What post-market commitments will the sponsor undertake
  • Submit the final clinical study report for the ARAMIS study when available.
  • Nubeqa (darolutamide) is to be included in the Black Triangle Scheme. The Product Information (PI) and Consumer Medicines Information (CMI) for Nubeqa must include the black triangle symbol and mandatory accompanying text for five years, which starts from the date that the sponsor notifies the TGA of supply of the product.
  • The European Union-Risk Management Plan (EU-RMP) (version 0.1, date 31 January 2019; data lock point (DLP) 3 September 2018), with Australian Specific Annex (version 1.0, dated February 2019), included with submission PM-2019-01420-1-4, and any subsequent revisions, as agreed with the TGA will be implemented in Australia.

    An obligatory component of risk management plans is routine pharmacovigilance. Routine pharmacovigilance includes the submission of periodic safety update reports (PSURs). Unless agreed separately between the supplier who is the recipient of the approval and the TGA, the first report must be submitted to TGA no later than 15 calendar months after the date of this approval letter. The subsequent reports must be submitted no less frequently than annually from the date of the first submitted report until the period covered by such reports is not less than three years from the date of this approval letter. The annual submission may be made up of two PSURs each covering six months. If the sponsor wishes, the six monthly reports may be submitted separately as they become available.

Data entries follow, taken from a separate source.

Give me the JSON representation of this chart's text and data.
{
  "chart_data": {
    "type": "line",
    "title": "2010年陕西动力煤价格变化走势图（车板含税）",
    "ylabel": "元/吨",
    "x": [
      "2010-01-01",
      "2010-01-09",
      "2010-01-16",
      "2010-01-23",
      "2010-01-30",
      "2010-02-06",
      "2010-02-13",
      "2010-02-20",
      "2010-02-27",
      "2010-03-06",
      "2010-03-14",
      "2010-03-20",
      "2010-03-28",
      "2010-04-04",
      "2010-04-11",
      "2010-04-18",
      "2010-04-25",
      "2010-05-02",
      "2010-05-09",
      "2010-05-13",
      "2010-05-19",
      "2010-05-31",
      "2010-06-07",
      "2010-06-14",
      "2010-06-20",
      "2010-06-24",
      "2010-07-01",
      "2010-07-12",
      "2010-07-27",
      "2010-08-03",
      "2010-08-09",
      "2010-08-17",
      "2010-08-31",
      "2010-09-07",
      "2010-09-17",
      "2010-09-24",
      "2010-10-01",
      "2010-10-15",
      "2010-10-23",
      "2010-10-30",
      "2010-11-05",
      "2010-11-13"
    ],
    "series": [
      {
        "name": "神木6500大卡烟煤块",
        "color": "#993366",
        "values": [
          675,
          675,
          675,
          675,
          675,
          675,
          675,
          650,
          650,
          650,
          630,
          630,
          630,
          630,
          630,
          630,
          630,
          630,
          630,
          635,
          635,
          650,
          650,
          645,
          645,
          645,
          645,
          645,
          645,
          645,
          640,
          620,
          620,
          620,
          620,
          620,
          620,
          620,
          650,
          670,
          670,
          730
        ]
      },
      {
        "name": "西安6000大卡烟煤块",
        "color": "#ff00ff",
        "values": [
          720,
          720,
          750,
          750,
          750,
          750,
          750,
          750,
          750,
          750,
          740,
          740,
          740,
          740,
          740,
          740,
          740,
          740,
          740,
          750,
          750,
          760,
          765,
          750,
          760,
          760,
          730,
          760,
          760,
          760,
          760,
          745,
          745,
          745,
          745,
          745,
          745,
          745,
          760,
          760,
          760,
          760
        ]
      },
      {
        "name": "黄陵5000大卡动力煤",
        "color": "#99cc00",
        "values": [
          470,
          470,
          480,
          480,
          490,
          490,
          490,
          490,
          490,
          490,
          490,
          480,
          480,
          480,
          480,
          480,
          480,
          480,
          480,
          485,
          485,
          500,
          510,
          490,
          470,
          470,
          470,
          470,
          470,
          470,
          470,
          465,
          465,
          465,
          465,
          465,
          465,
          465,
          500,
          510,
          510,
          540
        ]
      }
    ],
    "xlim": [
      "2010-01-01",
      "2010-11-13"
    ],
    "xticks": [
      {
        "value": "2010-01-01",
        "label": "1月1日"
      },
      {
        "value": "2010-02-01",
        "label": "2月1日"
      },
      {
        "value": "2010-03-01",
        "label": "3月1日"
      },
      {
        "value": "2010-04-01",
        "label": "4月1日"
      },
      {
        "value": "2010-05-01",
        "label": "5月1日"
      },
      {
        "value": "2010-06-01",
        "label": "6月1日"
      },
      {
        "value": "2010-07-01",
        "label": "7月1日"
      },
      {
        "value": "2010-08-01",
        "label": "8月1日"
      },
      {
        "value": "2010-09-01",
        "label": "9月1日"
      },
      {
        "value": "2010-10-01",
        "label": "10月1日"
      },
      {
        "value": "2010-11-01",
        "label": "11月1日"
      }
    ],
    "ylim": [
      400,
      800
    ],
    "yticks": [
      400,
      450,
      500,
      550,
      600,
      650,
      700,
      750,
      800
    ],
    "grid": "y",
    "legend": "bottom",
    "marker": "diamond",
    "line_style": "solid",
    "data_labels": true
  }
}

    The reports are to at least meet the requirements for PSURs as described in the European Medicines Agency's Guideline on Good Pharmacovigilance Practices (GVP) Module VII-periodic safety update report (Rev 1), Part VII.B Structures and processes. Note that submission of a PSUR does not constitute an application to vary the registration. Each report must have been prepared within ninety calendar days of the data lock point for that report.